We have to change our perspective. Sometimes we bring all our problems from our friends, relationships and home to work. We make our work mates listen to us, console us, be there for us, but we give nothing back. When it’s 6pm, it’s quitting time and we are gone!! People outside of work bring us problems, and people at work solve it for us. It sounds like the people at work ARE OUR REAL FRIENDS sometimes. Check it out. Sometimes we feel happier with the people at work than outside of work. True? It can be true. We have to ask ourselves, why don’t we do more for our work mates? Why do we do more for people outside of work? Because one is labelled for fun and the other is for work? That is wrong perception if we examine it closely. What do we do for others at work? How much do we share or give or do we just take. People at work give us the livelihood to spend it on ourselves and friends.

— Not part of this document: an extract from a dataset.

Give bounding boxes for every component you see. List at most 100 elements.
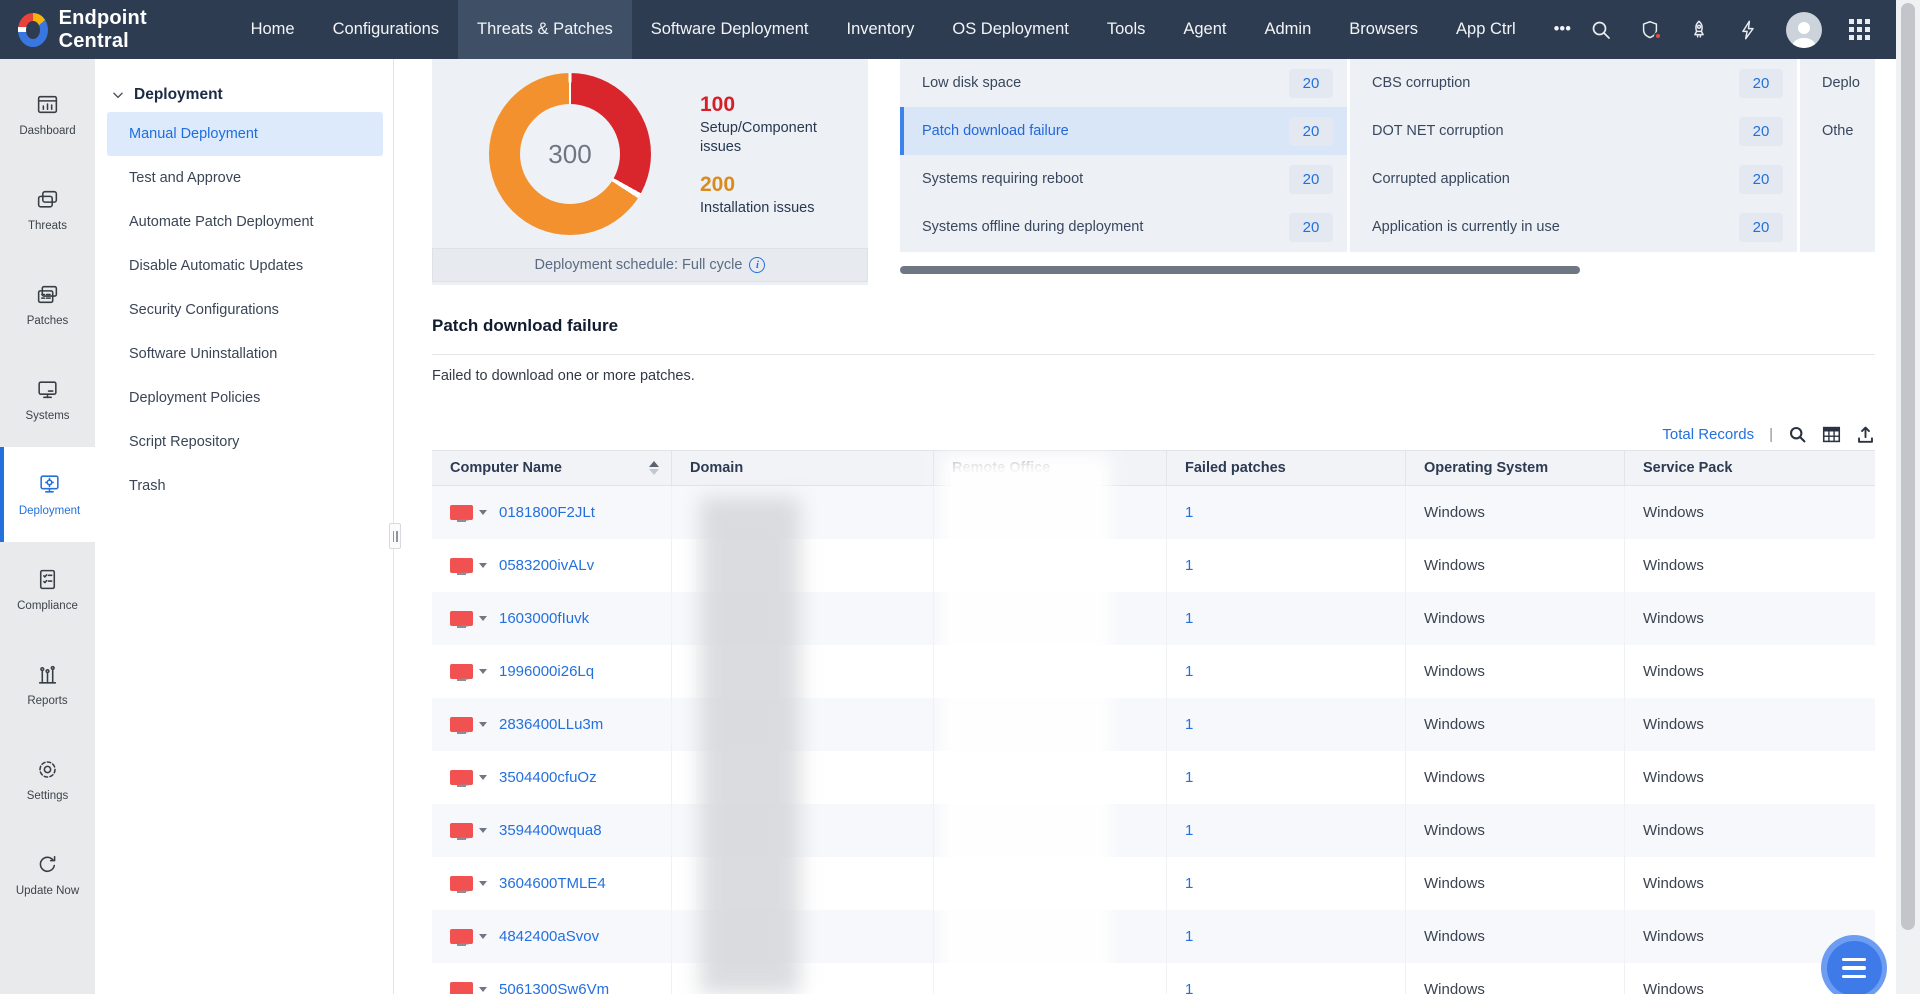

And if your workmates are wonderful group of people on top of livelihood, they also give you friendship, love, understanding, an ear at times, advice, support and care. Don’t we have a ethical and humanistic attitude to return that? Of course we do.

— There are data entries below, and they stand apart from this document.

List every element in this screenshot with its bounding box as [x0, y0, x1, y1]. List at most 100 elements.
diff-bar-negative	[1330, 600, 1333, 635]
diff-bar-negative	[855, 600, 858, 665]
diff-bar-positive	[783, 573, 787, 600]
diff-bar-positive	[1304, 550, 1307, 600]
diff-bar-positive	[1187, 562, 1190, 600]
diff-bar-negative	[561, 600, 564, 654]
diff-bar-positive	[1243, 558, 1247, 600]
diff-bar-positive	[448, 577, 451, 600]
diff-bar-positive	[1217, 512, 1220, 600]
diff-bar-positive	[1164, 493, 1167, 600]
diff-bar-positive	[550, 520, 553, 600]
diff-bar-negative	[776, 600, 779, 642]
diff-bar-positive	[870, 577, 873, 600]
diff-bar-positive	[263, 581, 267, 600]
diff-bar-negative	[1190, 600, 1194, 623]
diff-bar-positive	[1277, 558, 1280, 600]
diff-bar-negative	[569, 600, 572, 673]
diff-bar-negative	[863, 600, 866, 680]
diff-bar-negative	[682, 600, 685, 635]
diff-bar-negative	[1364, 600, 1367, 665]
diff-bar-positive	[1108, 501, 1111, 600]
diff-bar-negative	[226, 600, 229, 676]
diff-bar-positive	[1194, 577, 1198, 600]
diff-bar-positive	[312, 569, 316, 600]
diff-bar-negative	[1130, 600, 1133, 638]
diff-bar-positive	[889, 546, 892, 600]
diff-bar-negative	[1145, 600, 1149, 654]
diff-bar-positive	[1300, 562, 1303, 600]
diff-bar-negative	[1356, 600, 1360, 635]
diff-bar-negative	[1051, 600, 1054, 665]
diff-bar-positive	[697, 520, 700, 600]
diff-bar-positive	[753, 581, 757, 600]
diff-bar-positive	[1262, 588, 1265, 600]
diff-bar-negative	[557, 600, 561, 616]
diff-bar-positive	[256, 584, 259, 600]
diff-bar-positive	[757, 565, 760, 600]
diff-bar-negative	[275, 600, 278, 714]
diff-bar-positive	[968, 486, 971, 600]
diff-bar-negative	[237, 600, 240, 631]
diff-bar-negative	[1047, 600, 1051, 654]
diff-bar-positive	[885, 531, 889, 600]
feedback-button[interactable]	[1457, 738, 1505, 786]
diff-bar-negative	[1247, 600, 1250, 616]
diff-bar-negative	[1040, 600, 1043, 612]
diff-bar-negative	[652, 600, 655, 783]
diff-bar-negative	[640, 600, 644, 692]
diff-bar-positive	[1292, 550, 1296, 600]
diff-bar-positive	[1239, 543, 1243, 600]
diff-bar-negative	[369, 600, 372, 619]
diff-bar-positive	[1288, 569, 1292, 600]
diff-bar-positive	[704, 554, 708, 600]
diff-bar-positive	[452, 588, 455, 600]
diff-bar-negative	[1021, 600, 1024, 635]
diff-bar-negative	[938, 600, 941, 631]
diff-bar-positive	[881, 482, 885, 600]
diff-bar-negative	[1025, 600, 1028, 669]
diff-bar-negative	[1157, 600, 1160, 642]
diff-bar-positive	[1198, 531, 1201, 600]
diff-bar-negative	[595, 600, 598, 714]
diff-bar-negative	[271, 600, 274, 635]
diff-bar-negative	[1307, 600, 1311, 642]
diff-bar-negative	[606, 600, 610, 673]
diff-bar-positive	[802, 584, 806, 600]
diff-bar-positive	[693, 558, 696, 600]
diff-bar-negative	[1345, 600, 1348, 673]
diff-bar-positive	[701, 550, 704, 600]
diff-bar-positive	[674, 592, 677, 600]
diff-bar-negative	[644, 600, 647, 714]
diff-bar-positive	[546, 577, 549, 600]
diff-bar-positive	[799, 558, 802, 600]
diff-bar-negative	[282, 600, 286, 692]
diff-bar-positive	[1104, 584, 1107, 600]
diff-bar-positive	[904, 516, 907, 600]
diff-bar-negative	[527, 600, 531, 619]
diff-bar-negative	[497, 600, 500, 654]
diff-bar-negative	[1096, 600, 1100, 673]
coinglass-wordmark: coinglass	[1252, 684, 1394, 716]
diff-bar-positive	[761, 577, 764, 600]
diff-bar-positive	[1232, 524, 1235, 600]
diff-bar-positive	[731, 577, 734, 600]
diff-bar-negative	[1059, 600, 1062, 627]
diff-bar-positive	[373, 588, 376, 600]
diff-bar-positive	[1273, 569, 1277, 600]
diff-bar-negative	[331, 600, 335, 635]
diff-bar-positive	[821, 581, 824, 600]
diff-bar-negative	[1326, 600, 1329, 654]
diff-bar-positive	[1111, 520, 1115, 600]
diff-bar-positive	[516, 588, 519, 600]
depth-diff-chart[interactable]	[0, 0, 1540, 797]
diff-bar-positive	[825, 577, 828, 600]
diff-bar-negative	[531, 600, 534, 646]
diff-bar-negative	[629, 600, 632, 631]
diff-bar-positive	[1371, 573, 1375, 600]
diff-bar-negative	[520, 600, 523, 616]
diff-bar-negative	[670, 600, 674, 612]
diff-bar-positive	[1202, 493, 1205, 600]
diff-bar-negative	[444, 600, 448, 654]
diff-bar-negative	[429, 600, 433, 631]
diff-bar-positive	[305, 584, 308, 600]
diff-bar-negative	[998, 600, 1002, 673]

- Just because we didn’t go to school with them when younger, or have intimate relations with people at work does not mean they are not worth our time, energy, evenings and weekends. Remember, when we see it as ‘sacrifice’ of our evenings or weekends with these people at the office is when we label it work. But how come when we go with friends/partners, it is not a sacrifice of our free time? Because our view is wrong. Whether the people that support us and care for us are at work or outside work is NOT THE CRITERIA. The criteria is that these people HELP ME..and it just so happens they are from work. So when I hang out with these people in the office or outside beyond my ‘working hours’, it is not work, but it is with friends and enjoyable… THAT IS IMPORTANT TO REMEMBER.
If we want to get ahead, we have make our priorities more important. If we have a passion for painting, but we don’t set time aside for it, then how to be recognized for it or accomplish it. If we are into relationships that get us nowhere, movies, food, gossip, dancing, or very protective of our attachments and not willing to let go of anything to accomplish a bigger goal, then a bigger goal cannot be achieved. Being in some sort of job or work and not going all the way will lead to disappointment. We have to go all the way in whatever job we are in. We have to think that whatever we do, must be the best we have done.
- It ‘s important to not always expect support in the office. The office may have some project or whatever going on, we must make sure we attend. It gives the whole office a feeling of solidarity, support and loyalty. Whether at home or at the job, we should go all the way. Don’t treat others according to our own labels. We should treat them for who they are without being judgemental but with discernment. Judging and discerning seems similar but differentiated by motivation.
If work and free time is made into such a distinction like the ex-berlin wall, then you will not treat the people at work as they deserve especially if they are good people. This is not always the case, but it can be. You treat the people at work as work and subtly you send a message that they are not worth you maybe. Just a thought… In general look carefully and see who is with you…
Work and workmates should not always be viewed as having a cutting off time. When the whistle blows..bye bye! Remember, see where your friends really are. Who is there for you and give you words of wisdom. Remember their kindness whether it is at work or home.